After Helen’s interloping Mother rampage, we meet her creator—a low-level Deity who’s churning out defective quasi-humans to unleash upon the earth to please his own vanity. This is interesting to me, especially in the age of the Internet, where anybody can release anything in any stage of completion to the big blank Unknown at little to no cost to themselves. Is there any relation here? Or maybe this is a comment on the creative process in general? As he said “It’s a lot like poetry, babe. Some compositions just don’t turn out as well as others.”

I never really thought about it in terms of the Internet, but damn that’s pretty close to the bone. I’ve been guilty of that for sure, shoving out my imperfect, unfinished creations. Why the hell not? I guess the only reasons not to put it out there would be low quality creations cheapen my “brand,” or whatever, and dilutes the medium by flooding it. Procrustes has definitely done that. He sees himself as an artist, but his art isn’t ready. Just like Norman he’s going to grow through the experience of realizing this, of being chastised and cheapened for his transgressions. Which I guess means that there’s no room for vanity in art because art outlives you, goes further. And that it deserves to have a that life of its own.


I’m also interested in this pantheistic universe where according to the character 8, “there are no rules except infinity and the inconsequence that not only accompanies but defines it.” What’s up with the pantheism? Why is the “God” God just a bored dude staring at his television?

Pantheism is really natural to me. Even monotheistic religions tend toward pantheism after awhile. Most, I’m not sure all, monotheistic religions tend to deify some entity other than the primary God, whether it’s his son or his son’s mother or his son’s cousin or whomever. We like characters. I decided that 8 should be bored because he’s not an interventionist in the sense that he’s controlling everything. It’s that watchmaker argument, in which God sets things in motion but has no control of the mechanism after it’s been created. How long can you watch a watch tick? So he’s bored.


I just read a draft of a newer story you wrote about a down and out Tony the Tiger who goes on a psychotic drug-fueled rampage. Where are you going with this?

That, not surprisingly, started when I was buying cereal. I looked at the store-brand cereals and the name-brand ones. I wondered how much store-brand mascots made, where they would live if they were real, how they’d feel about the wealthier, more established name-brand mascots. I wasn’t sure but I figured Tony was the oldest of the mascots. His fall would be the most tragic, and so he had to fall. But it’s also a story about obligatory friendships, identity, blah blah. What did you think about it?
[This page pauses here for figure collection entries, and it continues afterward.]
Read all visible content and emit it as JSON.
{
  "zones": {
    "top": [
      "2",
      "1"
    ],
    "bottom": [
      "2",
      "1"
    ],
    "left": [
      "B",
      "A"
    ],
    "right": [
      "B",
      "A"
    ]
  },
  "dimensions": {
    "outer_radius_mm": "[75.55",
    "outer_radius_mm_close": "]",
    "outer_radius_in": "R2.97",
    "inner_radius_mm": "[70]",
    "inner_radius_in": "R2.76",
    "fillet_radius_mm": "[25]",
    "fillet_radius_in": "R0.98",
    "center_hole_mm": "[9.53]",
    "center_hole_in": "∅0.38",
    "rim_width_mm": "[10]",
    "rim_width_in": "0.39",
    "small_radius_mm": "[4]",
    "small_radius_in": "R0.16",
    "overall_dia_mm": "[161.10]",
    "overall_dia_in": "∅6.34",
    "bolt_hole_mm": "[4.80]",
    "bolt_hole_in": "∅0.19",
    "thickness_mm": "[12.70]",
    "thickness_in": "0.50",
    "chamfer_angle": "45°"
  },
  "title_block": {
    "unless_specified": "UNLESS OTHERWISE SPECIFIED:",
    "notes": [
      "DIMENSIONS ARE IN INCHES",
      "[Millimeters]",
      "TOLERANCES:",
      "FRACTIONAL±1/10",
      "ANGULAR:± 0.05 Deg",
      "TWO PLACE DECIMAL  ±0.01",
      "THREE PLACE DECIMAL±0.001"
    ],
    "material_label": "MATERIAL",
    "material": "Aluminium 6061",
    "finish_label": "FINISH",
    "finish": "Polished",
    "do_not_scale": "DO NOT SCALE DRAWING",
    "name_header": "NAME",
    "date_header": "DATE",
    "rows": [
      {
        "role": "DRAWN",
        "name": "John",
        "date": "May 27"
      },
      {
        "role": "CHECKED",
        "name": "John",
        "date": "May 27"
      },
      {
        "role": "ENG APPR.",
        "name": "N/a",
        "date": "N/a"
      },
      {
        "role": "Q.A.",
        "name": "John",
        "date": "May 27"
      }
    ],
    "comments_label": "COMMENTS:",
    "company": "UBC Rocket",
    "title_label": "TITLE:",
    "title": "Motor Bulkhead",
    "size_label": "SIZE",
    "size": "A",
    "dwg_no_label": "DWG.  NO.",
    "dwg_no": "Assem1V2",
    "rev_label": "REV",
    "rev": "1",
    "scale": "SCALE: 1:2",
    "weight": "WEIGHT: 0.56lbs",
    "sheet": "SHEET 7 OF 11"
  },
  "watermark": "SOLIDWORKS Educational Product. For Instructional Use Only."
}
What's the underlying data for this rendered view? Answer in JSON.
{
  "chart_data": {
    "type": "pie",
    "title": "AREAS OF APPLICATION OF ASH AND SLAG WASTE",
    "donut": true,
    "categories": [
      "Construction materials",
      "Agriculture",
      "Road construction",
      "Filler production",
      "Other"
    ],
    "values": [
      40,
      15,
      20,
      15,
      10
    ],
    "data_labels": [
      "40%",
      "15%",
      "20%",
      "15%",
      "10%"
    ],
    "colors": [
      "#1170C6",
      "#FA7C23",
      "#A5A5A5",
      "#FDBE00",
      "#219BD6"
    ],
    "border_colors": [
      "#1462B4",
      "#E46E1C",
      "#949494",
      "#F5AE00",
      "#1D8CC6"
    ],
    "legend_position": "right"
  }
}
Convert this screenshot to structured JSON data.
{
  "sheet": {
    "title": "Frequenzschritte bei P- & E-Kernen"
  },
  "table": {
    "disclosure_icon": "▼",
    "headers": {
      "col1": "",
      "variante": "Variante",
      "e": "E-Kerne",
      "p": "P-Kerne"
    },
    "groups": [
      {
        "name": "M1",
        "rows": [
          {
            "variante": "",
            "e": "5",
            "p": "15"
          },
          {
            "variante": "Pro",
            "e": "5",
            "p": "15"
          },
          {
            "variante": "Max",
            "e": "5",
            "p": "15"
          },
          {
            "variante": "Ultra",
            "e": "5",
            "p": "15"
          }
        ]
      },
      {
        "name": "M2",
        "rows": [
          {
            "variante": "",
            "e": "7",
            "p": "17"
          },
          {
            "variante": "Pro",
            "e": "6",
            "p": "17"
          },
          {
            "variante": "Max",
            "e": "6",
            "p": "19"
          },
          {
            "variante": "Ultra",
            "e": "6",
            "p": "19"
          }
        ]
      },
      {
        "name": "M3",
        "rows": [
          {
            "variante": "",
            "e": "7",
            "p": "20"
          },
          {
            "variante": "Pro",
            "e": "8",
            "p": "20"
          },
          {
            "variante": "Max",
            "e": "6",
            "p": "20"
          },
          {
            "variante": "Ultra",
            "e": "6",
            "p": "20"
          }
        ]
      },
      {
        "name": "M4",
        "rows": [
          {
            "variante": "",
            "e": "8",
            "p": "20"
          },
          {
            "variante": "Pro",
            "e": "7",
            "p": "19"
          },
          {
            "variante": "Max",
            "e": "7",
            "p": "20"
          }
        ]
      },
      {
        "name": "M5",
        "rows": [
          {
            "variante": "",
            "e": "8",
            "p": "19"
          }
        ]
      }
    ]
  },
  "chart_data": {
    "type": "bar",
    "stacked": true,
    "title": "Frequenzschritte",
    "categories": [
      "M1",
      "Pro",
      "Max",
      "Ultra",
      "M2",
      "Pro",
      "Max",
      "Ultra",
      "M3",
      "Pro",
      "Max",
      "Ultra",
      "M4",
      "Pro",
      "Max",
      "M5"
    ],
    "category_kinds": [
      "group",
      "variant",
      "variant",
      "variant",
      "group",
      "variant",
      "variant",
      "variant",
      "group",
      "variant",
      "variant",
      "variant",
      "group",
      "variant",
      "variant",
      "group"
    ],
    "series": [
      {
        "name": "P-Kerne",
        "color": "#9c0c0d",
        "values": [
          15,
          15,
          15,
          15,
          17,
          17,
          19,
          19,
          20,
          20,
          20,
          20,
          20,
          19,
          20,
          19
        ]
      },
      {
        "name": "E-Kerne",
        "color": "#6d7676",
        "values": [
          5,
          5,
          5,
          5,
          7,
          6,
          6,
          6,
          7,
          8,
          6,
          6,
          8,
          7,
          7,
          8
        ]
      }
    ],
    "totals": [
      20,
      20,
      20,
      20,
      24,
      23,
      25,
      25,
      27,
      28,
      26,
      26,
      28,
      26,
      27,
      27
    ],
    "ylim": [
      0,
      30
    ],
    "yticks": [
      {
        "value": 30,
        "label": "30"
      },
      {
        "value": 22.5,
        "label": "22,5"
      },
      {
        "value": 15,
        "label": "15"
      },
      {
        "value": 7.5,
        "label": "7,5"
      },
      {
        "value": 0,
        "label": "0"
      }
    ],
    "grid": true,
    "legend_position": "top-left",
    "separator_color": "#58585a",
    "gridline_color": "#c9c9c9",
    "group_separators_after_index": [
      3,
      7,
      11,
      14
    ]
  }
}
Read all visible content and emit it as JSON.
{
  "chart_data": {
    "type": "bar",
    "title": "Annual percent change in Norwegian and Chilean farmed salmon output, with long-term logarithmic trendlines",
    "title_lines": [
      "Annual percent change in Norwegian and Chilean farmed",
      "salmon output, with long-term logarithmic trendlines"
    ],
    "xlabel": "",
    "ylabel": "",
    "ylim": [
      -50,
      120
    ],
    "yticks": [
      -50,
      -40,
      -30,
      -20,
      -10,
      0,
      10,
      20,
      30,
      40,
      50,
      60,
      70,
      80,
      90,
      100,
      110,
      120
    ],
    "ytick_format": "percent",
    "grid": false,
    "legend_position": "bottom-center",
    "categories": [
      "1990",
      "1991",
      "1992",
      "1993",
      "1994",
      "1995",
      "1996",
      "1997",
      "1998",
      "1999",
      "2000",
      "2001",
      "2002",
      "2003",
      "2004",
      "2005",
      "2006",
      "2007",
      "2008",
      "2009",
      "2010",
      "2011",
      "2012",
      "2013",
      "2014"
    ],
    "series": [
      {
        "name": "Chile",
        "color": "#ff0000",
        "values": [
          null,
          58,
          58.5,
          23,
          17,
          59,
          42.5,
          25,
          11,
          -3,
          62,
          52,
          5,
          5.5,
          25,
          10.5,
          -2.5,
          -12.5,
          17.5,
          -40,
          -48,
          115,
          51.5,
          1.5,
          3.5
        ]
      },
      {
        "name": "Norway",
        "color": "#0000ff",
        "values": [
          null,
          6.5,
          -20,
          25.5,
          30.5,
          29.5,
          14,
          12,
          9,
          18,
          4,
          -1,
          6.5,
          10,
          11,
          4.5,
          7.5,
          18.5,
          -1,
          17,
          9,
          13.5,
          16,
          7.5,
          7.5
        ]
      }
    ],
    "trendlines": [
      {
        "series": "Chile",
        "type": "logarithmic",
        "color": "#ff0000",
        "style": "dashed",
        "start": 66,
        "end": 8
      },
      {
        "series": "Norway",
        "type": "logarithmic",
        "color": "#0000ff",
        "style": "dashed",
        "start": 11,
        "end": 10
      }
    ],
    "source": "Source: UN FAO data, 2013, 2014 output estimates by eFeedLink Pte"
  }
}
I was thoroughly entertained, but with a little reflection I was surprised how believable it was for a giant tiger humanimal thing to be in existence. Like when he’s drying off his fur with a towel—totally believable that this thing exists. Maybe it was the dialog that made it more real for me—there was a lot of character and nuance. With that said, I know you’re currently working on a few projects across different mediums. Anything you’d care to mention here?

He’s definitely real to me, anyway. Projects? Always. I’m trying to do a thing where I release, record, or curate a different 2 or 3 song single every month in 2014. The first one is a “band” called Boner Beach that’s available for streaming up or loading down on bandcamp at this moment right now. And I’m working on the sequel to The Takes, which goes back a number of years, then forward, then back again. It’s a prequel/sequel that advances the conflict between all those gods with indeterminate goals in the first book. And of course it explores what happens when two kids get absolute freedom, and how debilitating that can become.